The eagle-eyed readers probably noticed the use of past-tense, though. Recently, chromium has fallen out of favor among aerospace manufacturers…and for good reason. Let's talk about it.
What is Chromium?
Things start simple enough for chromium. It is an element and an essential additive in stainless steel in part because it adds anti-corrosive properties. It's this property as well as its hardness which makes it very valuable. As with many metal elements, there are different isotopes of chromium. In the US, trivalent chromium is considered an essential nutrient for insulin, sugar, and lipid metabolism (though in the EU, it was deemed there was not sufficient evidence of this to earn the same designation).
But there's a problem. Another isotope of chromium—the one which was used for aerospace plating and manufacturing—is hexavalent chromium, which is a known carcinogen. It is especially dangerous to the people working with it because when the compound gets airborne and inhaled, it can potentially cause lung cancer as well as increased risk of cancer of the nose and nasal sinuses. It became clear that for the safety of aerospace workers and people who were handling the finishing process, an alternative to hexavalent chromium was needed. Thankfully, there are a few.
Nickel-Tungsten is a common replacement for chromium
When looking at some of nickel-tungsten's qualities, it's no wonder that it quickly became a viable, nontoxic replacement for chromium. Even at high temperatures, nickel-tungsten resists corrosion and wear while maintaining its hardness. Because of these qualities, nickel-tungsten quickly filled the gap chromium left behind. This material also follows the principle of selective plating—a process through which plating could be applied to localized areas without using an immersion tank.

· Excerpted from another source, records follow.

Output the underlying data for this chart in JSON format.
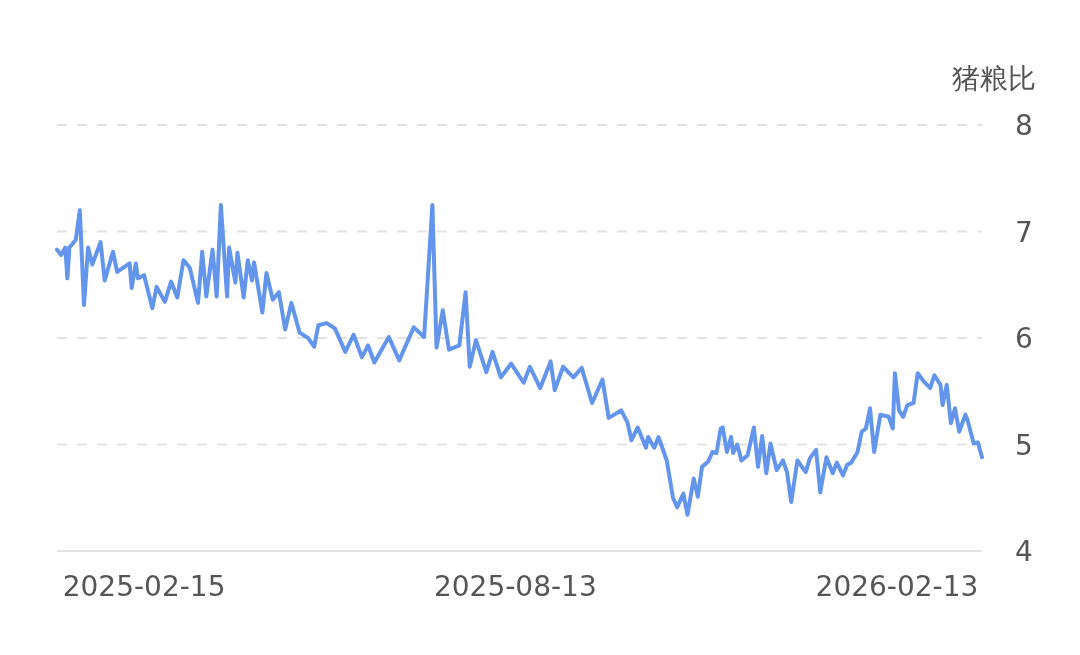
{
  "chart_data": {
    "type": "line",
    "ylabel": "猪粮比",
    "x": [
      "2025-01-04",
      "2025-01-06",
      "2025-01-08",
      "2025-01-09",
      "2025-01-10",
      "2025-01-13",
      "2025-01-15",
      "2025-01-17",
      "2025-01-19",
      "2025-01-21",
      "2025-01-25",
      "2025-01-27",
      "2025-01-31",
      "2025-02-02",
      "2025-02-08",
      "2025-02-09",
      "2025-02-11",
      "2025-02-12",
      "2025-02-15",
      "2025-02-19",
      "2025-02-21",
      "2025-02-25",
      "2025-02-28",
      "2025-03-03",
      "2025-03-06",
      "2025-03-09",
      "2025-03-13",
      "2025-03-15",
      "2025-03-17",
      "2025-03-20",
      "2025-03-22",
      "2025-03-24",
      "2025-03-27",
      "2025-03-28",
      "2025-03-31",
      "2025-04-01",
      "2025-04-04",
      "2025-04-06",
      "2025-04-08",
      "2025-04-09",
      "2025-04-13",
      "2025-04-15",
      "2025-04-18",
      "2025-04-21",
      "2025-04-24",
      "2025-04-27",
      "2025-05-01",
      "2025-05-05",
      "2025-05-08",
      "2025-05-10",
      "2025-05-14",
      "2025-05-18",
      "2025-05-23",
      "2025-05-27",
      "2025-05-31",
      "2025-06-03",
      "2025-06-06",
      "2025-06-13",
      "2025-06-18",
      "2025-06-25",
      "2025-06-30",
      "2025-07-04",
      "2025-07-06",
      "2025-07-09",
      "2025-07-12",
      "2025-07-17",
      "2025-07-20",
      "2025-07-22",
      "2025-07-25",
      "2025-07-30",
      "2025-08-02",
      "2025-08-06",
      "2025-08-11",
      "2025-08-17",
      "2025-08-20",
      "2025-08-25",
      "2025-08-30",
      "2025-09-01",
      "2025-09-05",
      "2025-09-10",
      "2025-09-14",
      "2025-09-19",
      "2025-09-24",
      "2025-09-27",
      "2025-10-03",
      "2025-10-06",
      "2025-10-08",
      "2025-10-11",
      "2025-10-15",
      "2025-10-16",
      "2025-10-19",
      "2025-10-21",
      "2025-10-25",
      "2025-10-28",
      "2025-10-30",
      "2025-11-02",
      "2025-11-04",
      "2025-11-07",
      "2025-11-09",
      "2025-11-11",
      "2025-11-14",
      "2025-11-16",
      "2025-11-18",
      "2025-11-20",
      "2025-11-21",
      "2025-11-23",
      "2025-11-25",
      "2025-11-26",
      "2025-11-28",
      "2025-11-30",
      "2025-12-03",
      "2025-12-06",
      "2025-12-08",
      "2025-12-10",
      "2025-12-12",
      "2025-12-14",
      "2025-12-17",
      "2025-12-20",
      "2025-12-22",
      "2025-12-24",
      "2025-12-27",
      "2025-12-31",
      "2026-01-02",
      "2026-01-05",
      "2026-01-07",
      "2026-01-10",
      "2026-01-13",
      "2026-01-15",
      "2026-01-18",
      "2026-01-20",
      "2026-01-22",
      "2026-01-25",
      "2026-01-27",
      "2026-01-29",
      "2026-01-31",
      "2026-02-02",
      "2026-02-05",
      "2026-02-09",
      "2026-02-11",
      "2026-02-12",
      "2026-02-14",
      "2026-02-16",
      "2026-02-18",
      "2026-02-21",
      "2026-02-23",
      "2026-02-26",
      "2026-03-01",
      "2026-03-03",
      "2026-03-06",
      "2026-03-07",
      "2026-03-09",
      "2026-03-11",
      "2026-03-13",
      "2026-03-15",
      "2026-03-18",
      "2026-03-19",
      "2026-03-22",
      "2026-03-24",
      "2026-03-26"
    ],
    "values": [
      6.83,
      6.78,
      6.85,
      6.56,
      6.85,
      6.92,
      7.2,
      6.31,
      6.85,
      6.69,
      6.9,
      6.54,
      6.81,
      6.62,
      6.7,
      6.47,
      6.7,
      6.56,
      6.59,
      6.28,
      6.48,
      6.34,
      6.53,
      6.38,
      6.73,
      6.66,
      6.33,
      6.81,
      6.39,
      6.83,
      6.39,
      7.25,
      6.39,
      6.85,
      6.52,
      6.8,
      6.38,
      6.73,
      6.54,
      6.71,
      6.24,
      6.61,
      6.36,
      6.43,
      6.08,
      6.33,
      6.05,
      6.0,
      5.92,
      6.12,
      6.14,
      6.09,
      5.87,
      6.03,
      5.82,
      5.93,
      5.77,
      6.01,
      5.79,
      6.1,
      6.01,
      7.25,
      5.91,
      6.26,
      5.89,
      5.93,
      6.43,
      5.73,
      5.98,
      5.68,
      5.87,
      5.63,
      5.76,
      5.58,
      5.73,
      5.53,
      5.78,
      5.51,
      5.73,
      5.63,
      5.72,
      5.39,
      5.61,
      5.25,
      5.32,
      5.21,
      5.04,
      5.16,
      4.97,
      5.07,
      4.97,
      5.07,
      4.85,
      4.5,
      4.41,
      4.54,
      4.34,
      4.68,
      4.51,
      4.79,
      4.84,
      4.93,
      4.92,
      5.15,
      5.16,
      4.93,
      5.07,
      4.92,
      5.0,
      4.85,
      4.9,
      5.16,
      4.79,
      5.08,
      4.73,
      5.01,
      4.76,
      4.85,
      4.74,
      4.46,
      4.85,
      4.74,
      4.87,
      4.95,
      4.55,
      4.88,
      4.73,
      4.83,
      4.71,
      4.81,
      4.83,
      4.93,
      5.12,
      5.15,
      5.34,
      4.93,
      5.28,
      5.26,
      5.15,
      5.67,
      5.32,
      5.26,
      5.37,
      5.39,
      5.67,
      5.59,
      5.53,
      5.65,
      5.56,
      5.37,
      5.56,
      5.2,
      5.34,
      5.12,
      5.28,
      5.23,
      5.01,
      5.02,
      4.88
    ],
    "color": "#6495ed",
    "xlim": [
      "2025-01-04",
      "2026-03-26"
    ],
    "xticks": [
      "2025-02-15",
      "2025-08-13",
      "2026-02-13"
    ],
    "ylim": [
      4,
      8
    ],
    "yticks": [
      4,
      5,
      6,
      7,
      8
    ],
    "grid": "y"
  }
}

Physical Vapor Deposition (PVD)
Physical vapor deposition describes a variety of vacuum deposition methods used to produce thin coatings. PVD is typically used to coat at the relatively low temperatures of 160°C to 500°C. This range is ideal because it does not alter the fundamental properties of the steel beneath the coating. There are a few different PVD options, but among them are carbon-based coatings that provide hardness, low friction, and anti-corrosive properties. BALINIT C gained a lot of attention because of Airbus selecting it as a coating of choice for their aircraft.
High Velocity Oxygen Fuel (HVOF)
High velocity oxygen fuel is a subcategory of thermal spray grinding. The process uses molten or semi-molten materials and uses oxygen fuel and the combustion of fuels to shoot them at the workpiece. When compared to traditional chrome plating, HVOF coatings are harder, which means less degradation. Second, these coatings are denser, so they don't crack as easily—this improves lifespan.
As we have seen, there are risk-free alternatives to using chromium in aerospace finishing. Using these other options are, in some cases, not only viable alternatives to chromium, they may even be preferable! The aerospace industry is always looking for the next innovation to improve not only the aerospace manufacturing process but the safety of the people behind the finishing process as well.